Gratitude, to be sure, is good. In fact, it is so important and good, the Church has two Sundays a year dedicated to talking about it. But asking people to be grateful when they simply aren’t is like asking someone who is depressed to “be happy”. At best, you only invite their derision. To change the mind, to change the soul, it is important to change one’s perceptions, and to also change one’s environment. Then, we can look into changing behavior.

To close, I want to mention that I wrote this mini-essay because as much as I comment about heavy affairs in Church and society, I like also to share spiritual thoughts, and hopefully thoughts that elevate our minds and spirits. It is crucially important in times like these that we not become what G.K. Chesterton called “ideologues”, that is, persons who only can focus on one thing, people who are on the road to become, in essence, madmen. In his Orthodoxy, Chesterton wrote that the madman sees the complexity of the world and tries to stuff it in his mind, and his mind, unable to handle it, bursts. In contrast, the poet opens his mind to the world, and becomes enlightened. You and I can see them all around us, these madmen. They are the trolls on internet fora who predictably strike, like spiders, when a piece of prey falls on their psychological web. They are the malcontents who make a living telling you and me whom to hate, and why you should hate them. Then, with our money in hand, they profit from the strife. Above all, in today’s information age, the most dangerous madmen of all are those who claim they can provide us with all the answers we need, but none of the wisdom to interpret it.

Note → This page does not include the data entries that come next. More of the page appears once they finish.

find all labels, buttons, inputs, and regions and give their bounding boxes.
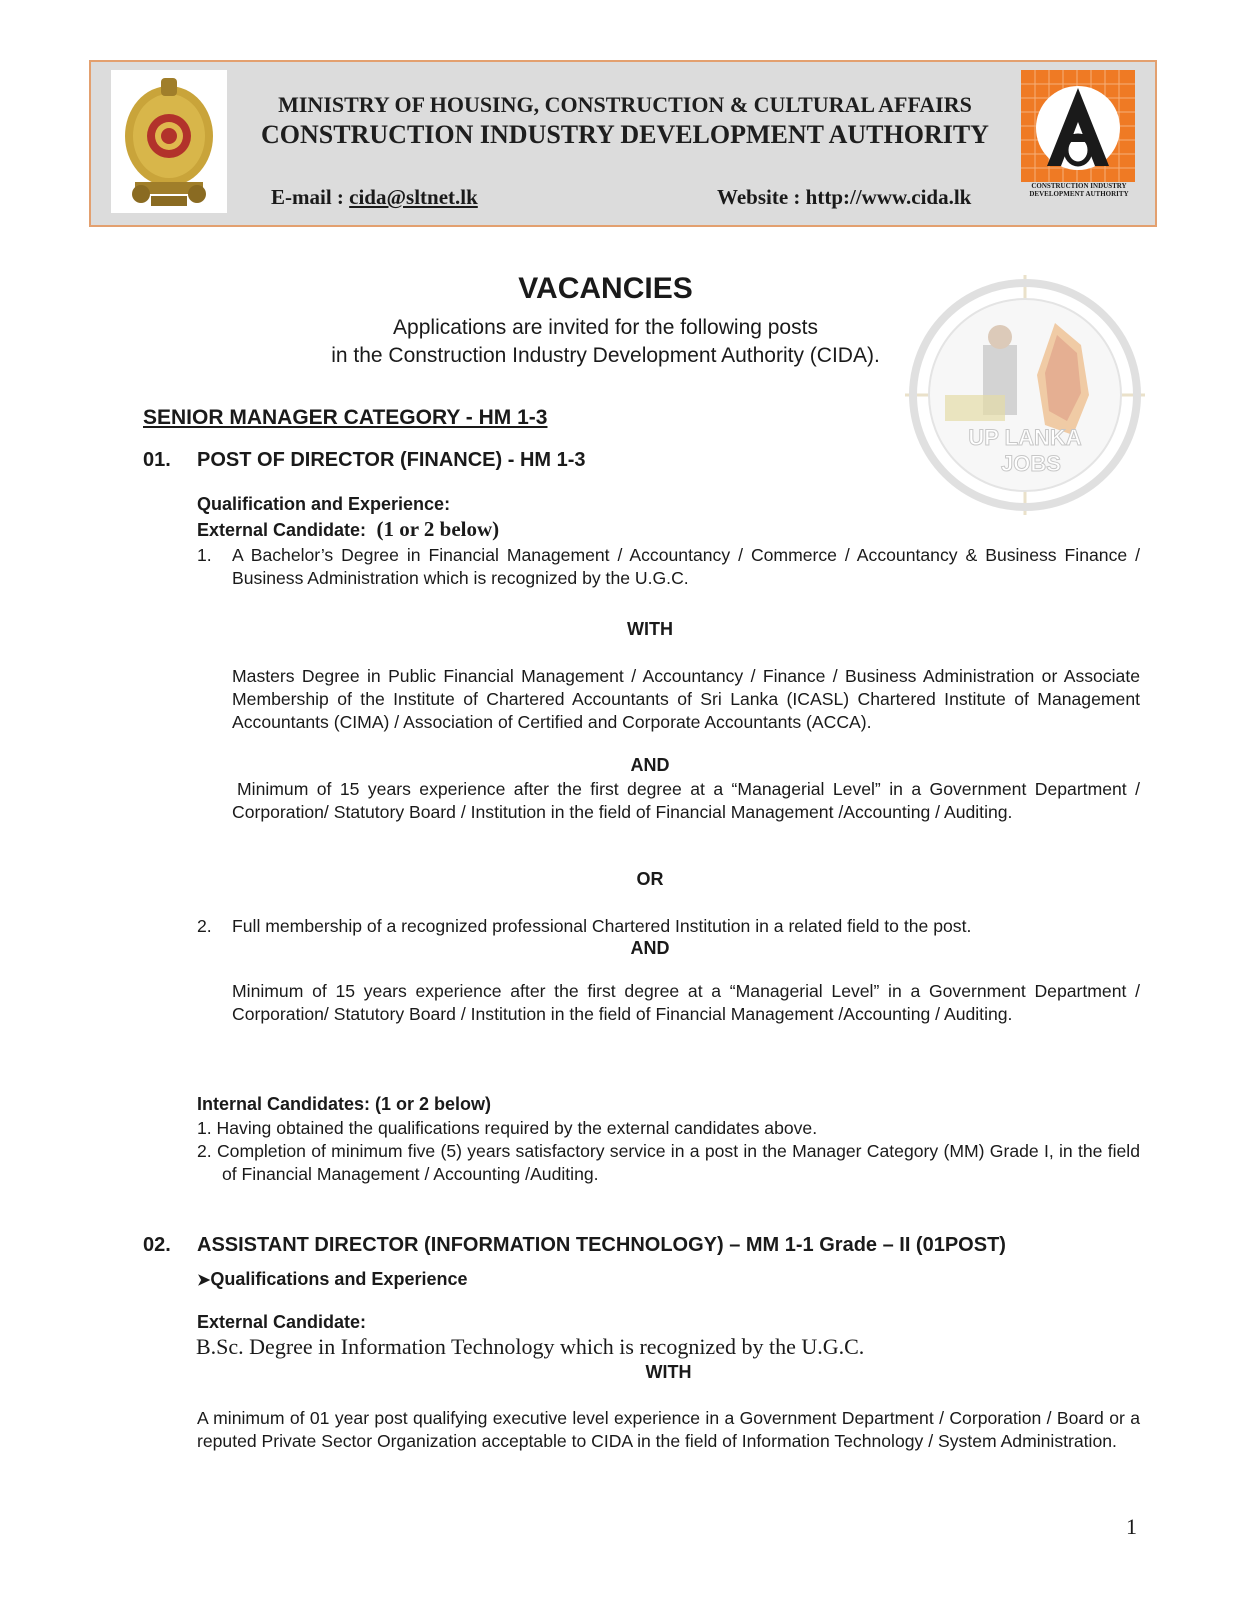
post-1-internal-1: 1. Having obtained the qualifications required by the external candidates above. — [197, 1118, 818, 1138]
category-heading: SENIOR MANAGER CATEGORY - HM 1-3 — [143, 406, 548, 429]
post-1-qualification-heading: Qualification and Experience: — [197, 494, 451, 514]
page-number: 1 — [1126, 1514, 1137, 1539]
post-1-experience-2: Minimum of 15 years experience after the first degree at a “Managerial Level” in a Government Department / Corporation/ Statutory Board / Institution in the field of Financial Management /Accounting / Auditing. — [232, 981, 1140, 1024]
post-1-number: 01. — [143, 449, 171, 471]
post-2-external-label: External Candidate: — [197, 1312, 367, 1332]
or-word: OR — [636, 869, 664, 889]
post-1-internal-2: 2. Completion of minimum five (5) years satisfactory service in a post in the Manager Category (MM) Grade I, in the field of Financial Management / Accounting /Auditing. — [197, 1141, 1140, 1184]
website-label: Website : — [717, 185, 801, 209]
authority-name: CONSTRUCTION INDUSTRY DEVELOPMENT AUTHORITY — [261, 120, 989, 149]
cida-logo-caption: CONSTRUCTION INDUSTRY DEVELOPMENT AUTHORITY — [1029, 182, 1129, 198]
watermark-text-1: UP LANKA — [968, 425, 1082, 450]
post-1-item-2-text: Full membership of a recognized professional Chartered Institution in a related field to the post. — [232, 916, 972, 936]
website-line — [717, 185, 971, 210]
letterhead-banner — [89, 60, 1157, 227]
email-label: E-mail : — [271, 185, 344, 209]
and-1: AND — [630, 755, 670, 775]
page-title: VACANCIES — [518, 272, 693, 305]
post-2-qualification-line — [197, 1269, 468, 1290]
post-2-degree: B.Sc. Degree in Information Technology which is recognized by the U.G.C. — [196, 1334, 865, 1359]
post-1-item-2-number: 2. — [197, 916, 212, 936]
email-line — [271, 185, 478, 210]
intro-line-1: Applications are invited for the following posts — [393, 316, 818, 339]
post-1-internal-heading: Internal Candidates: (1 or 2 below) — [197, 1094, 492, 1114]
up-lanka-jobs-watermark-icon — [905, 275, 1145, 515]
post-1-masters-text: Masters Degree in Public Financial Management / Accountancy / Finance / Business Administration or Associate Membership of the Institute of Chartered Accountants of Sri Lanka (ICASL) Chartered Institute of Management Accountants (CIMA) / Association of Certified and Corporate Accountants (ACCA). — [232, 666, 1140, 732]
post-1-item-1-text: A Bachelor’s Degree in Financial Management / Accountancy / Commerce / Accountancy & Business Finance / Business Administration which is recognized by the U.G.C. — [232, 545, 1140, 588]
and-2: AND — [630, 938, 670, 958]
post-1-title: POST OF DIRECTOR (FINANCE) - HM 1-3 — [197, 449, 586, 471]
post-2-title: ASSISTANT DIRECTOR (INFORMATION TECHNOLOGY) – MM 1-1 Grade – II (01POST) — [197, 1234, 1006, 1256]
ministry-name: MINISTRY OF HOUSING, CONSTRUCTION & CULTURAL AFFAIRS — [278, 92, 972, 117]
post-2-number: 02. — [143, 1234, 171, 1256]
post-1-item-1-number: 1. — [197, 545, 212, 565]
post-2-experience: A minimum of 01 year post qualifying executive level experience in a Government Department / Corporation / Board or a reputed Private Sector Organization acceptable to CIDA in the field of Information Technology / System Administration. — [197, 1408, 1140, 1451]
intro-line-2: in the Construction Industry Development Authority (CIDA). — [331, 344, 880, 367]
post-1-external-line — [197, 517, 499, 542]
post-1-experience-1: Minimum of 15 years experience after the first degree at a “Managerial Level” in a Government Department / Corporation/ Statutory Board / Institution in the field of Financial Management /Accounting / Auditing. — [232, 779, 1140, 822]
website-link[interactable]: http://www.cida.lk — [805, 185, 972, 209]
with-1: WITH — [627, 619, 673, 639]
post-1-external-label: External Candidate: — [197, 520, 367, 540]
post-2-qualification-heading: Qualifications and Experience — [210, 1269, 468, 1289]
post-1-external-note: (1 or 2 below) — [376, 517, 500, 541]
with-2: WITH — [645, 1362, 692, 1382]
email-link[interactable]: cida@sltnet.lk — [349, 185, 478, 209]
watermark-text-2: JOBS — [1001, 451, 1061, 476]
arrow-bullet-icon: ➤ — [197, 1272, 211, 1289]
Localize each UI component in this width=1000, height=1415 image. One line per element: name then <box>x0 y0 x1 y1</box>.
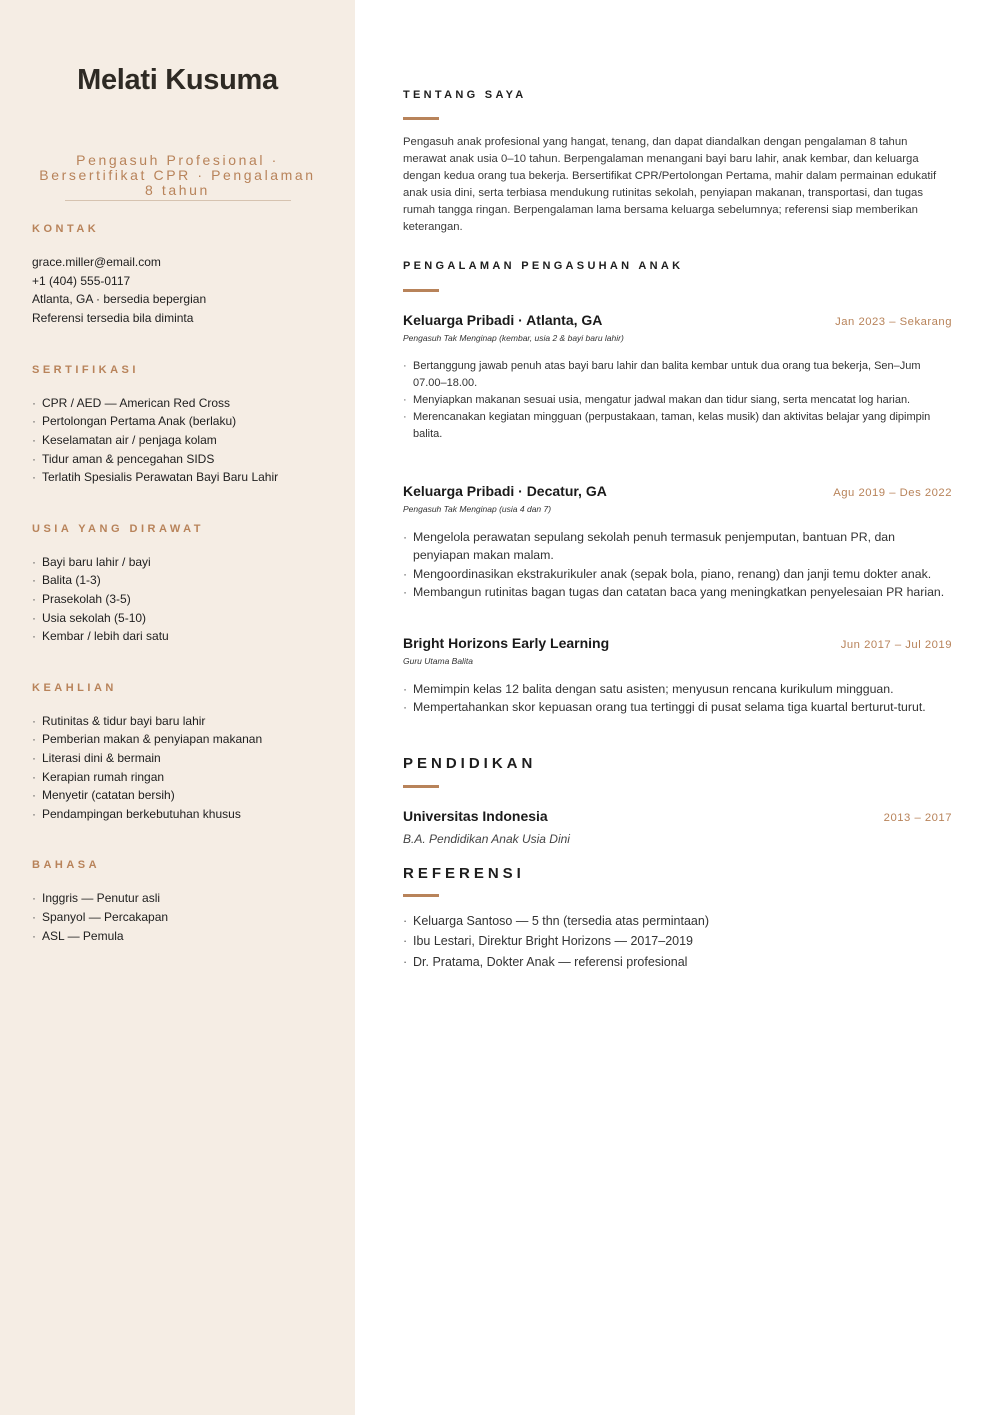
list-item: · Spanyol — Percakapan <box>32 908 323 927</box>
list-item: · Pemberian makan & penyiapan makanan <box>32 730 323 749</box>
list-item: · ASL — Pemula <box>32 927 323 946</box>
list-item: · Tidur aman & pencegahan SIDS <box>32 450 323 469</box>
job-bullets <box>403 358 952 443</box>
list-item: · Bayi baru lahir / bayi <box>32 553 323 572</box>
contact-heading: KONTAK <box>32 223 100 235</box>
list-item: · Ibu Lestari, Direktur Bright Horizons — 2017–2019 <box>403 931 952 951</box>
job-role: Pengasuh Tak Menginap (usia 4 dan 7) <box>403 504 552 514</box>
experience-rule <box>403 289 439 292</box>
list-item: · Bertanggung jawab penuh atas bayi baru lahir dan balita kembar untuk dua orang tua bekerja, Sen–Jum 07.00–18.00. <box>403 358 952 392</box>
references-list <box>403 911 952 972</box>
job-role: Guru Utama Balita <box>403 656 473 666</box>
skills-section <box>32 682 323 824</box>
education-entry <box>403 808 952 846</box>
about-text: Pengasuh anak profesional yang hangat, tenang, dan dapat diandalkan dengan pengalaman 8 tahun merawat anak usia 0–10 tahun. Berpengalaman menangani bayi baru lahir, anak kembar, dan keluarga dengan kedua orang tua bekerja. Bersertifikat CPR/Pertolongan Pertama, mahir dalam permainan edukatif anak usia dini, serta terbiasa mendukung rutinitas sekolah, penyiapan makanan, transportasi, dan tugas rumah tangga ringan. Berpengalaman lama bersama keluarga sebelumnya; referensi siap memberikan keterangan. <box>403 136 937 233</box>
languages-list <box>32 889 323 945</box>
sidebar <box>0 0 355 1415</box>
job-role: Pengasuh Tak Menginap (kembar, usia 2 & bayi baru lahir) <box>403 333 624 343</box>
job-date: Jun 2017 – Jul 2019 <box>840 639 952 651</box>
job-bullets <box>403 680 952 717</box>
job-title: Keluarga Pribadi · Atlanta, GA <box>403 312 603 328</box>
education-rule <box>403 785 439 788</box>
job-bullets <box>403 528 952 601</box>
about-rule <box>403 117 439 120</box>
contact-phone[interactable]: +1 (404) 555-0117 <box>32 273 131 288</box>
job-date: Jan 2023 – Sekarang <box>835 316 952 328</box>
list-item: · Rutinitas & tidur bayi baru lahir <box>32 712 323 731</box>
certifications-heading: SERTIFIKASI <box>32 363 139 376</box>
list-item: · Keselamatan air / penjaga kolam <box>32 431 323 450</box>
certifications-list <box>32 394 323 487</box>
contact-email[interactable]: grace.miller@email.com <box>32 255 161 269</box>
tagline: Pengasuh Profesional · Bersertifikat CPR · Pengalaman 8 tahun <box>39 152 316 198</box>
job-title: Bright Horizons Early Learning <box>403 635 610 651</box>
job-entry-2 <box>403 483 952 601</box>
candidate-name: Melati Kusuma <box>77 64 278 96</box>
school-name: Universitas Indonesia <box>403 808 548 824</box>
list-item: · Menyiapkan makanan sesuai usia, mengatur jadwal makan dan tidur siang, serta mencatat log harian. <box>403 392 952 409</box>
list-item: · Dr. Pratama, Dokter Anak — referensi profesional <box>403 952 952 972</box>
contact-section <box>32 223 323 328</box>
list-item: · Prasekolah (3-5) <box>32 590 323 609</box>
job-entry-1 <box>403 312 952 443</box>
contact-location: Atlanta, GA · bersedia bepergian <box>32 292 207 307</box>
degree: B.A. Pendidikan Anak Usia Dini <box>403 832 570 846</box>
list-item: · Memimpin kelas 12 balita dengan satu asisten; menyusun rencana kurikulum mingguan. <box>403 680 952 698</box>
list-item: · Pertolongan Pertama Anak (berlaku) <box>32 412 323 431</box>
skills-list <box>32 712 323 824</box>
education-date: 2013 – 2017 <box>883 812 952 824</box>
contact-list <box>32 253 323 328</box>
job-date: Agu 2019 – Des 2022 <box>833 487 952 499</box>
about-heading: TENTANG SAYA <box>403 89 527 101</box>
references-rule <box>403 894 439 897</box>
list-item: · Terlatih Spesialis Perawatan Bayi Baru Lahir <box>32 468 323 487</box>
list-item: · Mengelola perawatan sepulang sekolah penuh termasuk penjemputan, bantuan PR, dan penyiapan makan malam. <box>403 528 952 565</box>
list-item: · Usia sekolah (5-10) <box>32 609 323 628</box>
list-item: · Menyetir (catatan bersih) <box>32 786 323 805</box>
contact-references-note: Referensi tersedia bila diminta <box>32 311 194 326</box>
languages-section <box>32 859 323 945</box>
languages-heading: BAHASA <box>32 859 101 872</box>
list-item: · Kerapian rumah ringan <box>32 768 323 787</box>
experience-heading: PENGALAMAN PENGASUHAN ANAK <box>403 260 684 272</box>
ages-list <box>32 553 323 646</box>
list-item: · Literasi dini & bermain <box>32 749 323 768</box>
tagline-divider <box>65 200 291 201</box>
list-item: · CPR / AED — American Red Cross <box>32 394 323 413</box>
ages-heading: USIA YANG DIRAWAT <box>32 522 204 535</box>
job-title: Keluarga Pribadi · Decatur, GA <box>403 483 607 499</box>
list-item: · Pendampingan berkebutuhan khusus <box>32 805 323 824</box>
certifications-section <box>32 364 323 487</box>
list-item: · Mempertahankan skor kepuasan orang tua tertinggi di pusat selama tiga kuartal berturut-turut. <box>403 698 952 716</box>
ages-section <box>32 523 323 646</box>
references-heading: REFERENSI <box>403 865 525 882</box>
list-item: · Mengoordinasikan ekstrakurikuler anak (sepak bola, piano, renang) dan janji temu dokter anak. <box>403 565 952 583</box>
list-item: · Kembar / lebih dari satu <box>32 627 323 646</box>
education-heading: PENDIDIKAN <box>403 755 537 772</box>
list-item: · Inggris — Penutur asli <box>32 889 323 908</box>
list-item: · Balita (1-3) <box>32 571 323 590</box>
job-entry-3 <box>403 635 952 717</box>
list-item: · Membangun rutinitas bagan tugas dan catatan baca yang meningkatkan penyelesaian PR harian. <box>403 583 952 601</box>
list-item: · Merencanakan kegiatan mingguan (perpustakaan, taman, kelas musik) dan aktivitas belajar yang dipimpin balita. <box>403 409 952 443</box>
skills-heading: KEAHLIAN <box>32 681 117 694</box>
list-item: · Keluarga Santoso — 5 thn (tersedia atas permintaan) <box>403 911 952 931</box>
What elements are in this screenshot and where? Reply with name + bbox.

To avoid becoming madmen, we must shift our perceptions, and be open to the world-as-experienced, and not to the world-as-imposed, that is, through screens or media. In the world, the natural environment we see and touch, we can act and be acted upon, and that is crucial for embodied creatures who have physical and spiritual needs and aspirations. Gratitude is the great spiritual detoxifier, but we cannot arrive at it until we clear away the obstacles which impede us from receiving the sheer grace of every moment. Awareness of this grace cannot be received through the transmission of a fiber optic cable or a cellular network. It must be received by a searching heart, possessed by the conviction that somewhere, in the treasuries of the soul, a friend, at long last, has broken in.